A burning farmhouse lights up the nighttime wood, a mob in rough furs with a few forest creatures howling around a huddle of kneeling figures. They wail, they weep, they plead, and the invaders look on impassively. Their leader shakes his head behind his mask of wood and bone, raises a hand to gesture at the pitiful wretches grovelling before him, one of his band steps forward and tries to grab his arm. He whirls, backhanding her across the face, laying her out in the snow. A wolf detaches from the circle to leap for the leader, and is stopped on a spear. The girl scrambles away, running almost before she can achieve her feet, feeling as much as seeing the blood flowing behind her.

An armored man sits rigidly astride a horse, his captain chattering away cheerfully beside him, as the two meander through a town. Smoke rises from a number of points around them. Casualties of war, the captain says. Smashed storefronts line the road, soldiers run off with the contents, squabbling over choice finds. The troops are frustrated, the captain says, let them let off some steam. Ahead a pair of soldiers drag a girl into an alley by her hair. Boys will be boys, the captain says, let them have their fun. The man snarls wordlessly, heels his mount on. He tries desperately not to look. The girl’s screams follow him a short while before fading into the cacaphony.

On the steerage deck of the cargo ship Winter Wind the warforged had a corner to himself, the other passengers eyeing his angular black metal body and sculpted snarl of a face askance and settling as far from him as they could. He amused himself speculating which one he might throw the furthest, if he were so inclined. A half-orc came tottering down the aisle looking for an open seat, wineskin dangling from his hand, and plopped himself down next to the warforged. He looked, blearily, rubbed an eye, and looked again. “What ho, metal man!”

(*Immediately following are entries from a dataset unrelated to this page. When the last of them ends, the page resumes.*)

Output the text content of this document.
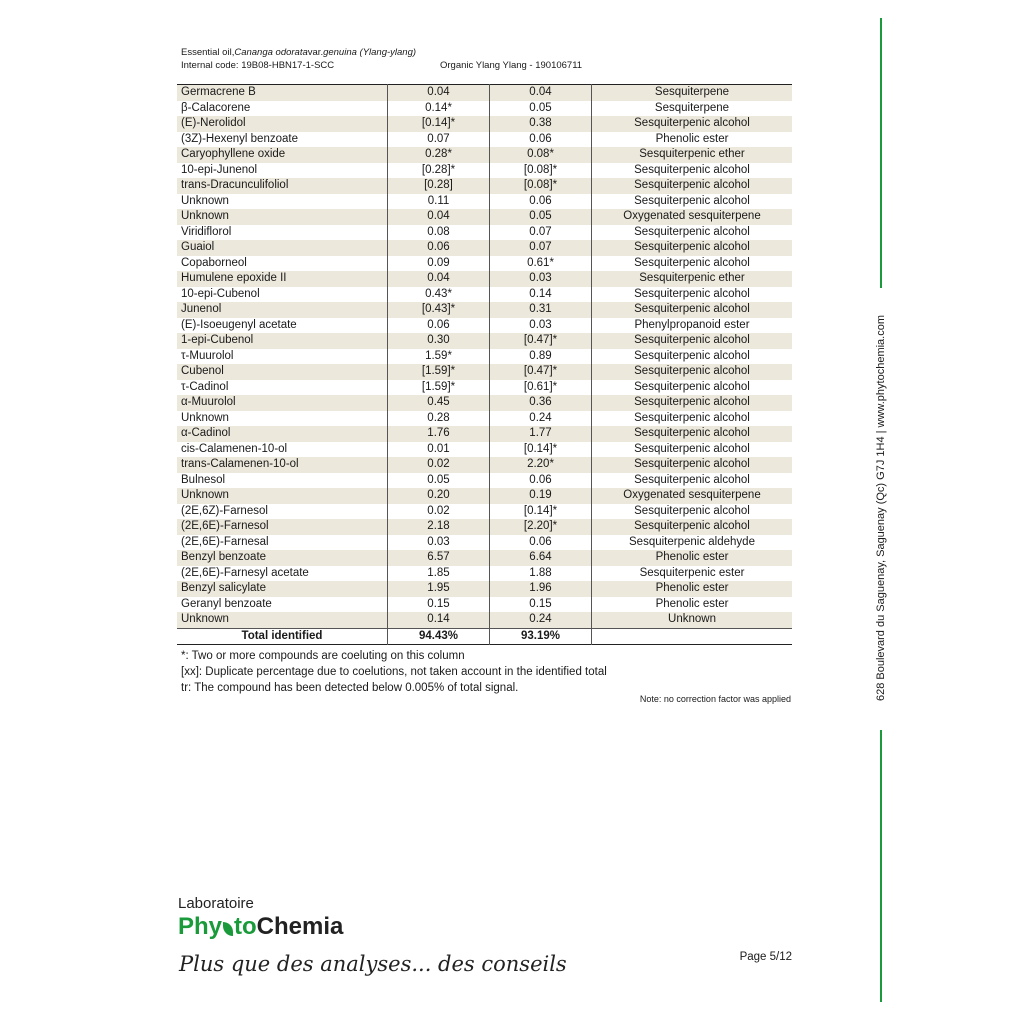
Essential oil, Cananga odorata var. genuina (Ylang-ylang)
Internal code: 19B08-HBN17-1-SCC	Organic Ylang Ylang - 190106711
Germacrene B	0.04	0.04	Sesquiterpene
β-Calacorene	0.14*	0.05	Sesquiterpene
(E)-Nerolidol	[0.14]*	0.38	Sesquiterpenic alcohol
(3Z)-Hexenyl benzoate	0.07	0.06	Phenolic ester
Caryophyllene oxide	0.28*	0.08*	Sesquiterpenic ether
10-epi-Junenol	[0.28]*	[0.08]*	Sesquiterpenic alcohol
trans-Dracunculifoliol	[0.28]	[0.08]*	Sesquiterpenic alcohol
Unknown	0.11	0.06	Sesquiterpenic alcohol
Unknown	0.04	0.05	Oxygenated sesquiterpene
Viridiflorol	0.08	0.07	Sesquiterpenic alcohol
Guaiol	0.06	0.07	Sesquiterpenic alcohol
Copaborneol	0.09	0.61*	Sesquiterpenic alcohol
Humulene epoxide II	0.04	0.03	Sesquiterpenic ether
10-epi-Cubenol	0.43*	0.14	Sesquiterpenic alcohol
Junenol	[0.43]*	0.31	Sesquiterpenic alcohol
(E)-Isoeugenyl acetate	0.06	0.03	Phenylpropanoid ester
1-epi-Cubenol	0.30	[0.47]*	Sesquiterpenic alcohol
τ-Muurolol	1.59*	0.89	Sesquiterpenic alcohol
Cubenol	[1.59]*	[0.47]*	Sesquiterpenic alcohol
τ-Cadinol	[1.59]*	[0.61]*	Sesquiterpenic alcohol
α-Muurolol	0.45	0.36	Sesquiterpenic alcohol
Unknown	0.28	0.24	Sesquiterpenic alcohol
α-Cadinol	1.76	1.77	Sesquiterpenic alcohol
cis-Calamenen-10-ol	0.01	[0.14]*	Sesquiterpenic alcohol
trans-Calamenen-10-ol	0.02	2.20*	Sesquiterpenic alcohol
Bulnesol	0.05	0.06	Sesquiterpenic alcohol
Unknown	0.20	0.19	Oxygenated sesquiterpene
(2E,6Z)-Farnesol	0.02	[0.14]*	Sesquiterpenic alcohol
(2E,6E)-Farnesol	2.18	[2.20]*	Sesquiterpenic alcohol
(2E,6E)-Farnesal	0.03	0.06	Sesquiterpenic aldehyde
Benzyl benzoate	6.57	6.64	Phenolic ester
(2E,6E)-Farnesyl acetate	1.85	1.88	Sesquiterpenic ester
Benzyl salicylate	1.95	1.96	Phenolic ester
Geranyl benzoate	0.15	0.15	Phenolic ester
Unknown	0.14	0.24	Unknown
Total identified	94.43%	93.19%	
*: Two or more compounds are coeluting on this column
[xx]: Duplicate percentage due to coelutions, not taken account in the identified total
tr: The compound has been detected below 0.005% of total signal.
Note: no correction factor was applied	628 Boulevard du Saguenay, Saguenay (Qc) G7J 1H4 | www.phytochemia.com
Laboratoire
Phy toChemia
Plus que des analyses... des conseils	Page 5/12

The warforged looked down at the unsteady fellow for a moment longer before replying gravely “What ho, friend.” He may have scraped the bear badges from his plating but he placed the man’s accent somewhere east of Wroat easily enough.

The pause stretched, before the half-orc wordlessly tried to offer the warforged the wineskin. His neck fibers creaked as he gave a small shake in response. “Better not, friend. I can drink it easily enough but it won’t have much effect on me, and I don’t exactly have a sense of taste.”

The half-orc’s eyes bulged and his mouth worked for a moment before he managed an outraged splutter. “Can’t drink? What will they think of next? It’s inhumane, I tell you, building soldiers who can’t enjoy themselves!” He ran down into mutters quickly, the occasional phrase bursting through into audibility, then sighed. “Going to try and catch forty winks, then, metal man. Sweet dreams.”

The warforged shook his head again, a hint of weariness wandered into his tone. “We don’t sleep, not really. No dreams to have.” He creaked in amusement at his companion’s snores, and tucked the wineskin more securely into the man’s satchel, before turning to study the wall.